Delaware Lawmakers Eye Casino Relief - WBOC-TV 16, Delmarvas News Leader, FOX 21 -

Delaware Lawmakers Eye Casino Relief

Posted: Jan 30, 2018 8:22 PM Updated:

DOVER, Del.- Delaware lawmakers are set to consider whether to reduce the state's taxes on casino revenues, a move supporters said will allow the state's three gaming establishments to remain in business.

Senate Bill 114 would add brackets to the state's tax on slot revenue and cut the nearly 30 percent tax on table games to 15 percent. It would also eliminate the an annual license fee among the state's three casinos. 

Sen. Brian Bushweller (D-Dover), the primary sponsor of SB 114, said the current tax structure could jeopardize casinos like Dover Downs and the roughly 1,500 workers employed there.

"There does have to be substantial progress made in reducing the damage the state has done to the casino industry," he said.

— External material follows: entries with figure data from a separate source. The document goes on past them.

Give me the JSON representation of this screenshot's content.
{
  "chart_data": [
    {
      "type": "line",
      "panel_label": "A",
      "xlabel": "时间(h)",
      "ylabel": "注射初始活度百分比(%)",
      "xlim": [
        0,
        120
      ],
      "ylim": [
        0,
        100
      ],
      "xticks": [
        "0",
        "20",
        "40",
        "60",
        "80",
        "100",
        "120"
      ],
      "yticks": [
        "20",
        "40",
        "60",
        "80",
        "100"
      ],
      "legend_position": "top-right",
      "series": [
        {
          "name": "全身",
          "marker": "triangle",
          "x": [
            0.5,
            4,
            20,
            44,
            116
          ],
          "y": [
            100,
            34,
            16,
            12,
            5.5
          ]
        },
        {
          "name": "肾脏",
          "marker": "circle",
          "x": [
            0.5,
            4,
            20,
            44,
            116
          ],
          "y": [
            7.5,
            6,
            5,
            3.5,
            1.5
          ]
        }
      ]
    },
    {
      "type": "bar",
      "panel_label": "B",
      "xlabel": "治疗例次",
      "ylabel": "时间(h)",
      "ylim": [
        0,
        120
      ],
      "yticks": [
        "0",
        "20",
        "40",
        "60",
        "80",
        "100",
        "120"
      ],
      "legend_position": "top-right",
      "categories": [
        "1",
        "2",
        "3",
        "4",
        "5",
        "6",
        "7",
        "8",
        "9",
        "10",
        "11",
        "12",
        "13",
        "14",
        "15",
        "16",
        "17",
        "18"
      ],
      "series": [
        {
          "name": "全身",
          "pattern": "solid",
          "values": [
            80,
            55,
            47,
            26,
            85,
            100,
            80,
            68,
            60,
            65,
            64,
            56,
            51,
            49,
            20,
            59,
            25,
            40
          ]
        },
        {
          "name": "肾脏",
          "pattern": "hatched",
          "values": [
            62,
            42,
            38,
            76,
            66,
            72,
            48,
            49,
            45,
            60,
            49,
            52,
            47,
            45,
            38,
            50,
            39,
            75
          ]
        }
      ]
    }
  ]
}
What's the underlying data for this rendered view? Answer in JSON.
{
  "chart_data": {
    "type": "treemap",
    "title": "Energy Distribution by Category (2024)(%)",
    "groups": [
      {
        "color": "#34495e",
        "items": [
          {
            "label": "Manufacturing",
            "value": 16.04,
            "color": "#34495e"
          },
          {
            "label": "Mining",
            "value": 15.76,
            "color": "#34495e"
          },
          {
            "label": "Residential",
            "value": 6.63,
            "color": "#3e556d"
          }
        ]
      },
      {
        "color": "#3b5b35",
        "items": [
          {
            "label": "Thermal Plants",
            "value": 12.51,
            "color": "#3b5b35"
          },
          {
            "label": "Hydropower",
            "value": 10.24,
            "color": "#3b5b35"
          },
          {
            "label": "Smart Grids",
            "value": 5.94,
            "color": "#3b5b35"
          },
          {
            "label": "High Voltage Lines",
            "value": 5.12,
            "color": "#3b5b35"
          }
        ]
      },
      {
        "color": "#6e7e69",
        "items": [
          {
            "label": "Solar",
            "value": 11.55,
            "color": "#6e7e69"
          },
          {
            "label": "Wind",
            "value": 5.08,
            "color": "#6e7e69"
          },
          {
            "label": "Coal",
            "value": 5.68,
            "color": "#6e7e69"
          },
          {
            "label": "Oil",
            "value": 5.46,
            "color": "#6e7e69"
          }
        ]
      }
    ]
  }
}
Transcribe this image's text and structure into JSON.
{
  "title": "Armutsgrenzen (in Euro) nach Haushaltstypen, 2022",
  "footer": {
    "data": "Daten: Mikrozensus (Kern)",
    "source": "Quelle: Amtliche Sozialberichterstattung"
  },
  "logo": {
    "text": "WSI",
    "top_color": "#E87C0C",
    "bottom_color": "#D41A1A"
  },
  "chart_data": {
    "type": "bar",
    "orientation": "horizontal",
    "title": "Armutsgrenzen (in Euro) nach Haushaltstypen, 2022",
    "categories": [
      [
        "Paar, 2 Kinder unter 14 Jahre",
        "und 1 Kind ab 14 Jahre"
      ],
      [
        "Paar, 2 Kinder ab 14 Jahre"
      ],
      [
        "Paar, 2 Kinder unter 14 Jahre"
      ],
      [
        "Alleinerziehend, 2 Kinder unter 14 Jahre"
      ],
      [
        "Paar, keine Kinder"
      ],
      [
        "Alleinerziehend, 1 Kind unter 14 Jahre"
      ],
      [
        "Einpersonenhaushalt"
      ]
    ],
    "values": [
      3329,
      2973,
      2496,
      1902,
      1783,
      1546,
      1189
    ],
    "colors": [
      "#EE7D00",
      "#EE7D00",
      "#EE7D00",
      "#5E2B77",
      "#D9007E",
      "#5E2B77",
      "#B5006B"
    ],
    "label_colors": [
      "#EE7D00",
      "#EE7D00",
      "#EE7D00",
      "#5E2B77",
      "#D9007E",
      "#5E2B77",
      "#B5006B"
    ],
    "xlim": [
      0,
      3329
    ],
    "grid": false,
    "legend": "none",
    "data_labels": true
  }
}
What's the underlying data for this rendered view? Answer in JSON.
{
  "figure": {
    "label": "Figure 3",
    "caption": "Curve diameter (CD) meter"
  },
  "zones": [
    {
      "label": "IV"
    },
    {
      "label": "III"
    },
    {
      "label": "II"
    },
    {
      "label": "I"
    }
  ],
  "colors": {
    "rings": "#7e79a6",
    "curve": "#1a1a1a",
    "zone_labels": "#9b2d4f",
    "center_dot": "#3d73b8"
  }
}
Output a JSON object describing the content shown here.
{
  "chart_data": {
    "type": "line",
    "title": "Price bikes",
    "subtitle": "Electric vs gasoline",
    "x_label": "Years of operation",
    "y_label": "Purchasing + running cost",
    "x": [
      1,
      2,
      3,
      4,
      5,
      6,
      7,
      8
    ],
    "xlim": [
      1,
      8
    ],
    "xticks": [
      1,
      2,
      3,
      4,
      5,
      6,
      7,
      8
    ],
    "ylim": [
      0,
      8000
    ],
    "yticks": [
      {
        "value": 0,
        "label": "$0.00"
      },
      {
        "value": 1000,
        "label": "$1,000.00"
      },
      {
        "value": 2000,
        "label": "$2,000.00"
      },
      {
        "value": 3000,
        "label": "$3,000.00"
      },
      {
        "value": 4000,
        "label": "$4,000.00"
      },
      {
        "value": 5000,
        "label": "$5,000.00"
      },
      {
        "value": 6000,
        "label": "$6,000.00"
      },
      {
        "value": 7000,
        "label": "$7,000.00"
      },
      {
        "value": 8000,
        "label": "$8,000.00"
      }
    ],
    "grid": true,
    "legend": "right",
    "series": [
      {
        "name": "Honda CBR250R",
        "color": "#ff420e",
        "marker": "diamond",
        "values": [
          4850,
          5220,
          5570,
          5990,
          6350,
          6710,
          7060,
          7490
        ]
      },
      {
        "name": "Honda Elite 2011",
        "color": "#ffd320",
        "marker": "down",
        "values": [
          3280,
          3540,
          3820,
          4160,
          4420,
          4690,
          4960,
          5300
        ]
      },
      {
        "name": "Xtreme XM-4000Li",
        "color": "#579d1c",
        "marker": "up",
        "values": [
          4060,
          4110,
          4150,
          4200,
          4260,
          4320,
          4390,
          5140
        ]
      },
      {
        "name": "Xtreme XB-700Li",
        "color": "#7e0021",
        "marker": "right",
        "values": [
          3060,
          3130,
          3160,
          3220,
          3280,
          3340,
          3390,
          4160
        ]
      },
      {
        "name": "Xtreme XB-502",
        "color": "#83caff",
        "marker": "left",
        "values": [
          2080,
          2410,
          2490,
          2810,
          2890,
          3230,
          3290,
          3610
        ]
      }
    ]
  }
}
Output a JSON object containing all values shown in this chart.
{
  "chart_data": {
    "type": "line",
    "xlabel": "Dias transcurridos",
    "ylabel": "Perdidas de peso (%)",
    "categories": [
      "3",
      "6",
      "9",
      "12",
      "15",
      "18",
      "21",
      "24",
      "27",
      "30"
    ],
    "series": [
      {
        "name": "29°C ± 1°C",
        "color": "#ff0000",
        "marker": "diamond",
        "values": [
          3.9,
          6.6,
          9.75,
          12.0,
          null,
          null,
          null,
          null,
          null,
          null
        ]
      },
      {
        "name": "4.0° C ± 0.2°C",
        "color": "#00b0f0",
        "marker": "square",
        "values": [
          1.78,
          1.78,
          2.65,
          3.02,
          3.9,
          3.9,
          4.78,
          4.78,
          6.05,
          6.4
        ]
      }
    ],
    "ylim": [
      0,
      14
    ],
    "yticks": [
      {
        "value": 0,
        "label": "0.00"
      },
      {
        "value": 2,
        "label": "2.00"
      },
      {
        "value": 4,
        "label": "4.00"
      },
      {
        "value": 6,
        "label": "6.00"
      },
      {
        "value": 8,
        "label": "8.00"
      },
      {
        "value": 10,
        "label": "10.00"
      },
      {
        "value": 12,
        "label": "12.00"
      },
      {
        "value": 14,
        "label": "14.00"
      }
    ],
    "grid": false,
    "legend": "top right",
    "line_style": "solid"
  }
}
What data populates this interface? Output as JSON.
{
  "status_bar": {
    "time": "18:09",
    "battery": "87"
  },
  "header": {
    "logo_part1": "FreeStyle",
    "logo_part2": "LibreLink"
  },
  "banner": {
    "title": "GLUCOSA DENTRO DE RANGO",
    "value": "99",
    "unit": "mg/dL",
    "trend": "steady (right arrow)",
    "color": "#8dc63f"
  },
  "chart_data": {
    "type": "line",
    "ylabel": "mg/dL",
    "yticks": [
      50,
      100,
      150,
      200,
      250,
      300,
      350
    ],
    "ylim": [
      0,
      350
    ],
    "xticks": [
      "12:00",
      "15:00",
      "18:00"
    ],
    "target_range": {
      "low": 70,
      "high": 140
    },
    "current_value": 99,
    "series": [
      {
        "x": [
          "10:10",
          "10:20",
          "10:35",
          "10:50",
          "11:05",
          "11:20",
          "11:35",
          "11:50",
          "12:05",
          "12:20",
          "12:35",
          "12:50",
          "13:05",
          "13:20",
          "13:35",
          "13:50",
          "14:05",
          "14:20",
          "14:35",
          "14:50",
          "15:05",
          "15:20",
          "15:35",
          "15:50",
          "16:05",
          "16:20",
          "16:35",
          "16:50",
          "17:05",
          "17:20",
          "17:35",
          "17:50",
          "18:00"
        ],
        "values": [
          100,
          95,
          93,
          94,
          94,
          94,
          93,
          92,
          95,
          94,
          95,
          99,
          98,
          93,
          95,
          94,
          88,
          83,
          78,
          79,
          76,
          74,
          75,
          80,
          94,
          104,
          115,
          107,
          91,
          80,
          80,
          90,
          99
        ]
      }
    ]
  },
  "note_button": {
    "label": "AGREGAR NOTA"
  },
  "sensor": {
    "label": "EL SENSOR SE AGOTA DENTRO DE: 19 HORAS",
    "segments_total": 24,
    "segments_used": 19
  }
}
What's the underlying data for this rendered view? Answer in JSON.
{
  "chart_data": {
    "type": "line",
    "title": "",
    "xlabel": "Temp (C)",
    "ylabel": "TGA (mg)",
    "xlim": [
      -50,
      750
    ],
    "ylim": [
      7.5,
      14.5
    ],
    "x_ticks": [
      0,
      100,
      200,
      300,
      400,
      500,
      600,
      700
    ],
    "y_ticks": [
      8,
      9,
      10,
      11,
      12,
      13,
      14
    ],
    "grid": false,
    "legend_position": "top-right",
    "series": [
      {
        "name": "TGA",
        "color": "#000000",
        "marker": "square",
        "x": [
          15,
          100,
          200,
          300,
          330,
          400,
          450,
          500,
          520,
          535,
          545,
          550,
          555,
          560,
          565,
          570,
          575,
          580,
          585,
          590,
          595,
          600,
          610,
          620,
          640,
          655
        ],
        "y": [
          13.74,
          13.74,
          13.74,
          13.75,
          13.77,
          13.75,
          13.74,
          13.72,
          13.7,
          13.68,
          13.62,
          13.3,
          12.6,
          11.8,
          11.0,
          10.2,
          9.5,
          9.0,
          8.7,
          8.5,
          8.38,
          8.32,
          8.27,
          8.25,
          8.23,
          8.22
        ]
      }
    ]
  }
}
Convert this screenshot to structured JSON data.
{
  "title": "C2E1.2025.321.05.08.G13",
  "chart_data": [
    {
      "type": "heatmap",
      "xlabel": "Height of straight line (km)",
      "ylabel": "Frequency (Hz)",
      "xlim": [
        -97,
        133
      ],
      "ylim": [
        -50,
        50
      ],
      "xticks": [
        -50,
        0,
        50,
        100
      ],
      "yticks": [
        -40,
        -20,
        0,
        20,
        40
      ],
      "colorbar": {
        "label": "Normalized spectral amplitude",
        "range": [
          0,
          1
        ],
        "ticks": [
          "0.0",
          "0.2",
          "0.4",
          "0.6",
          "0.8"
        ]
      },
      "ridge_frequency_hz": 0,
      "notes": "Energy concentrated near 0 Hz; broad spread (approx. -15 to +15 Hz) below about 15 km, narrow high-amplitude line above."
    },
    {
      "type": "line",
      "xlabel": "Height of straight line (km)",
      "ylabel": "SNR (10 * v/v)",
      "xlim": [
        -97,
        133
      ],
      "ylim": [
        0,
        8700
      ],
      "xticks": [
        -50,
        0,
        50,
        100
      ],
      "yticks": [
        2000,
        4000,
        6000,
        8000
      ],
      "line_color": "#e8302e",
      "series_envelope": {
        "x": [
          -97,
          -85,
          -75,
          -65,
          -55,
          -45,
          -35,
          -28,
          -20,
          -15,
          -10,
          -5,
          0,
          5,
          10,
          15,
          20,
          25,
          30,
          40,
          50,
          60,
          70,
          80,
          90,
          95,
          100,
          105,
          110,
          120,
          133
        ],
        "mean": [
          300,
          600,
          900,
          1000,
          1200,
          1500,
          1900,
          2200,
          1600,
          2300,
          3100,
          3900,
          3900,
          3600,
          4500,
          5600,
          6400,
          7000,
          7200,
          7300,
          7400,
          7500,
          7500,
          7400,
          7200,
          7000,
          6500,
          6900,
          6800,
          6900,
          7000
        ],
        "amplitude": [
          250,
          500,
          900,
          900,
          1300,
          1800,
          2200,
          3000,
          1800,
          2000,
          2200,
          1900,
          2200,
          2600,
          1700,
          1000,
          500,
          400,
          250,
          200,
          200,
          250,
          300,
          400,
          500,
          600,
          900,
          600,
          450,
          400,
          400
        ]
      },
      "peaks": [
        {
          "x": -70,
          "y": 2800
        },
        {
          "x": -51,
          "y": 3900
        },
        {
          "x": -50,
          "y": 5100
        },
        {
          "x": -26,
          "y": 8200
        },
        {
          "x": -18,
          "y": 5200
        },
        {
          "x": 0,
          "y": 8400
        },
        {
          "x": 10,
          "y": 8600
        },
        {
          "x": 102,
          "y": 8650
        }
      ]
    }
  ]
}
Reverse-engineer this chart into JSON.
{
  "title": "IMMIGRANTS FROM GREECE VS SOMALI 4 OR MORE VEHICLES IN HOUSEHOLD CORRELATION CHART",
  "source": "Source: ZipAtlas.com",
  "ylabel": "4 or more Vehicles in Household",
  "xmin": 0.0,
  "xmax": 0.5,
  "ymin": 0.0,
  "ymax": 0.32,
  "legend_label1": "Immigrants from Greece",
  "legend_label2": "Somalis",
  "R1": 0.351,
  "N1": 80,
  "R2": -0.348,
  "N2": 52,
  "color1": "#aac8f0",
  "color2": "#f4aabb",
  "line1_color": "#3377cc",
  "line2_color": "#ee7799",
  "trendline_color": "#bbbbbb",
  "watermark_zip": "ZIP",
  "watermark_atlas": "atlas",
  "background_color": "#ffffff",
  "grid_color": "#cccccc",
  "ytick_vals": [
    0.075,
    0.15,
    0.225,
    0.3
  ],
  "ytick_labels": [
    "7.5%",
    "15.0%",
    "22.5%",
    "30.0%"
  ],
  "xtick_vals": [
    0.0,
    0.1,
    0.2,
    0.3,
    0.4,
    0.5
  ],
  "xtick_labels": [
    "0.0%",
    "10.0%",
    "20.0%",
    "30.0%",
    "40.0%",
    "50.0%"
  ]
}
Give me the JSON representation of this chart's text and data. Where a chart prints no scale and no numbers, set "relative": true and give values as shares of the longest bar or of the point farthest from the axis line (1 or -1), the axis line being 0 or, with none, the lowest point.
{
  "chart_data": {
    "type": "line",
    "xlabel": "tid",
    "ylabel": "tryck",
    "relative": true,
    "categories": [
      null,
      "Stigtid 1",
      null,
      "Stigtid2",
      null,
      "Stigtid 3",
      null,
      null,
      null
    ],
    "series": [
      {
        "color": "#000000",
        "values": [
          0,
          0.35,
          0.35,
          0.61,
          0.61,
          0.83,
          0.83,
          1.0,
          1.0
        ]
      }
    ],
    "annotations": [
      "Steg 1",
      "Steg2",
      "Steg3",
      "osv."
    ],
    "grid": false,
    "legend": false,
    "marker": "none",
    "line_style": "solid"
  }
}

However, Bushweller said the proposal could cost the state more than $20 million. It comes at a time when state lawmakers are looking at how to deal with roughly $170 million in cash projected to carry over from the current fiscal year into the next one.

Denis McGlynn, president and CEO of Dover Downs Gaming & Entertainment, said the casino needs to see relief on how much it pays to the state in order to improve its long-term viability. The company lost more than $1 million last year, according to its public filings.

"We make money, everybody else gets it but us and we end up with a million dollar loss. This is just not sustainable," he said.

Sen. Harris McDowell (D-Wilmington North), a chairperson of the state's Joint Finance Committee, has asked Gov. John Carney's administration to get involved with finding a solution to the issue.

In a letter to Carney, McDowell said he, as chairman of the finance committee would hold the bill until March 14 to see if the executive branch could help address the issue.

"I feel the skill, knowledge, and analytics necessary for this type of negotiation is uniquely housed in the executive branch of our state's government," he said.